Blat 3.2.6 (32-bit) under Win2008 (64-bit) is garbling a MyDefrag.log file when used as the first parameter. Tried adding -8bitmime and/or -charset "UTF-8" but still garbled.
Blat 3.1.1 on a Win2000 32-bit server was not garbling the log file when used as the first parameter. Downgraded on the Win2008 box to blat 3.1.1 and it works fine now.
A sample MyDefrag.log is attached. My email client is Outlook 2013.
I tried your file as inline attachment, sending it to my office email where I have Outlook 2013. Nothing appeared garbled. What I did see is that Outlook would not show inline attachments, rather it shows your file as an attachment (paperclip) for security reasons.

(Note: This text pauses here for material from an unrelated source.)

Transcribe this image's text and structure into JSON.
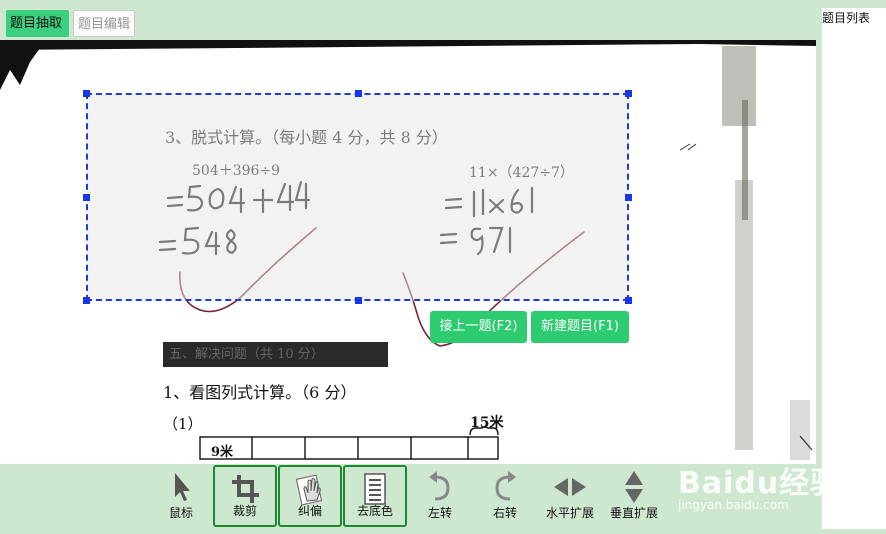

When I sent it as the first option, then I see what you mean. Every other character is sent. I will have to trace the source with Visual Studio in a few minutes.

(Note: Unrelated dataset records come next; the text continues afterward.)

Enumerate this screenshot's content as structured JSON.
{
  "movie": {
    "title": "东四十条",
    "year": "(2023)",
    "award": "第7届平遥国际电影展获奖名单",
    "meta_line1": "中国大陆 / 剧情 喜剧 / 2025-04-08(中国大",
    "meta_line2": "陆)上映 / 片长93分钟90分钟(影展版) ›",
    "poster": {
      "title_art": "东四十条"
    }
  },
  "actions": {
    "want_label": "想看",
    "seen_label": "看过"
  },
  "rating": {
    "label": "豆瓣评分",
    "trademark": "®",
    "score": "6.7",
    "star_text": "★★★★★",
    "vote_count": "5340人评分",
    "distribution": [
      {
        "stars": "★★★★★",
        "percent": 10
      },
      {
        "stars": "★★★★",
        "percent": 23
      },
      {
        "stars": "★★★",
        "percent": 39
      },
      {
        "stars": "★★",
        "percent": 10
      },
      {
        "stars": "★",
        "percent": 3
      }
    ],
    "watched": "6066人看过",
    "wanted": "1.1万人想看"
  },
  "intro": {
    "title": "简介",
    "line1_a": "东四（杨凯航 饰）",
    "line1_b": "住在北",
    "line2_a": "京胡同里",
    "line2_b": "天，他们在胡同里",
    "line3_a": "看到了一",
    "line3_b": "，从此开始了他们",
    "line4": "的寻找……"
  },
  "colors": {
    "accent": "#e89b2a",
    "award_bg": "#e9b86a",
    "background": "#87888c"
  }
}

The main problem I had with my testing today is with detecting Unicode and UTF-8 files that lack a byte order marker (BOM). When Notepad normally writes a text file with Unicode characters, such as with Cyrillic characters, Notepad first writes a byte sequence that identifies the byte format for the rest of the file. This byte sequence is also called the BOM. I had been keying off this BOM to adjust my internal strings, until I was made aware that it is possible to create a text file with the echo command that lacks the BOM, and yet still contains Unicode characters.
I created some new text files for testing today, some which include the BOM and some that do not. One other text file contains various European language translations for the English text "Now is the time for all good men to come to the aid of their country." Since the translated strings all contain characters in the extended set between 0x0080 and 0x00FF, the text file does not need a BOM. These new text files showed some weaknesses in my edits from last night, so I reworked the Unicode detection logic. The newest iteration is working properly for each of my text files, and your MyDefrag.log file.
Sounds good! I noticed in Notepad++ (my preferred text editor) that there is provision for converting to UTF-8 with and without the BOM.